You can read more about my progression on my blog which reviews the Smolov program in detail.
German volume training
German Volume training is the best program I have done so far when it comes to muscle gains. I was able to put on 2.5kg of muscle mass in a month. The basic idea of GVT is that you do 10x10 repetitions of your exercise of choice with minimum rest between sets. This would be done at 60% of your one repetition maximum. If you are not that experienced do it with 50%.
If I had to do it all again I would swap the conventional deadlift for a sumo deadlift. This is the better variation when you want to go for high rep work. German Volume training does what it says on the tin. You can find all the details in my write up about the 4-week extravaganza.

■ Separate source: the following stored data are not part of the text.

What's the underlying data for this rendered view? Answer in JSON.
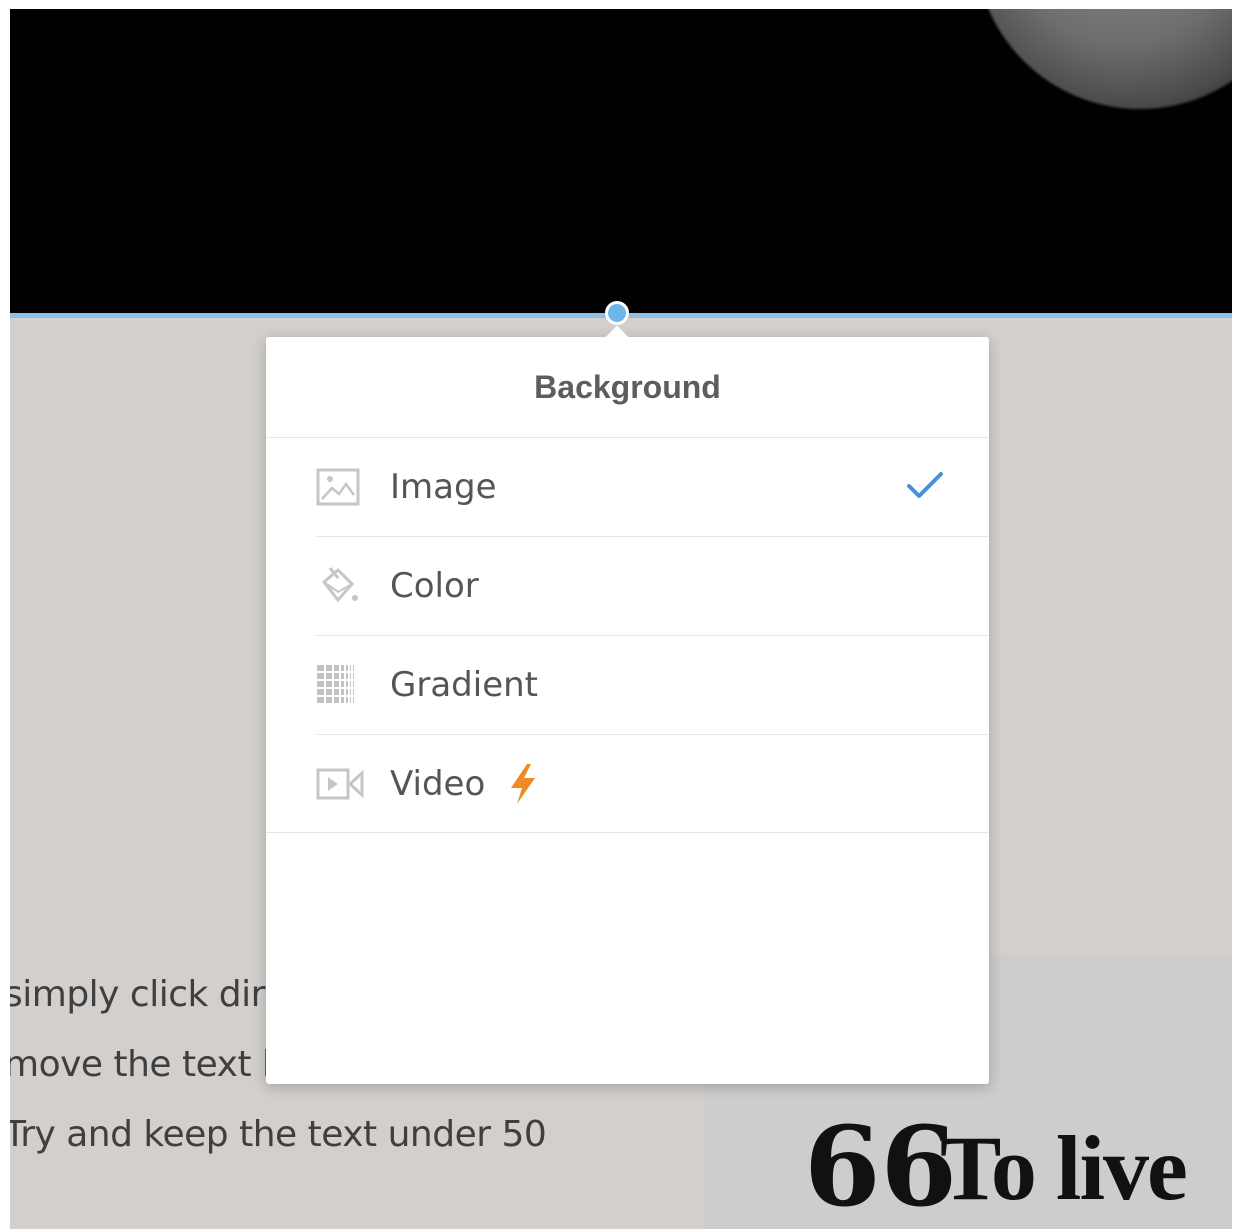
{
  "background_menu": {
    "title": "Background",
    "options": [
      {
        "label": "Image",
        "icon": "image-icon",
        "selected": true
      },
      {
        "label": "Color",
        "icon": "paint-bucket-icon",
        "selected": false
      },
      {
        "label": "Gradient",
        "icon": "gradient-icon",
        "selected": false
      },
      {
        "label": "Video",
        "icon": "video-icon",
        "selected": false,
        "badge": "lightning-bolt-icon"
      }
    ]
  },
  "page_text": {
    "line1": "simply click dir",
    "line2": "move the text b",
    "line3": "Try and keep the text under 50",
    "quote_mark": "66",
    "quote": "To live"
  },
  "colors": {
    "accent": "#4a90d9",
    "divider": "#8ec0e6",
    "badge": "#f08a24"
  }
}
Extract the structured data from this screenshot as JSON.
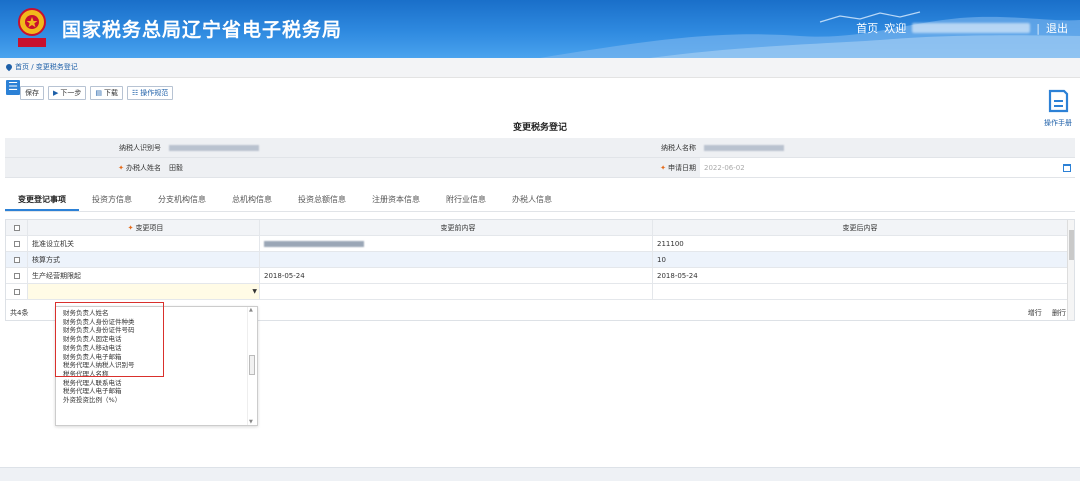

Gironda (x8 follows the same thought process as German Volume Training. The only difference is that Gironda limited to rest between sets to 30 seconds and decreased the number of reps and sets. This program was designed for bodybuilders on a cut who still want to define or even pack on muscle while being in a caloric deficit.
I personally have not done Gironda in its purest form. I have adapted it for a block of a program I invented in 2018 for myself. I build it into a 7x7 block. At the time of writing the results are promising and I hope to publish once I hit my goal of a 200kg deadlift.
Shortcut to size
Shortcut to size is the go-to program of Fitness guru Jim Stoppani. You will find a free write up of the 90-day cycle on bodyuilding.com. The program utilizes the squat and deadlift to build muscle in a coherent program.
This is one of the most complete and high-quality beginner muscle programs I have seen. You get proper supplementation, diet and exercise instructions in the mix. It is not the right program if you are looking into maximizing power. If you are looking for a solid all-around program and don't mind complexity or constantly changing exercises and rep schemes ( I do, drives me nuts) then this is for you.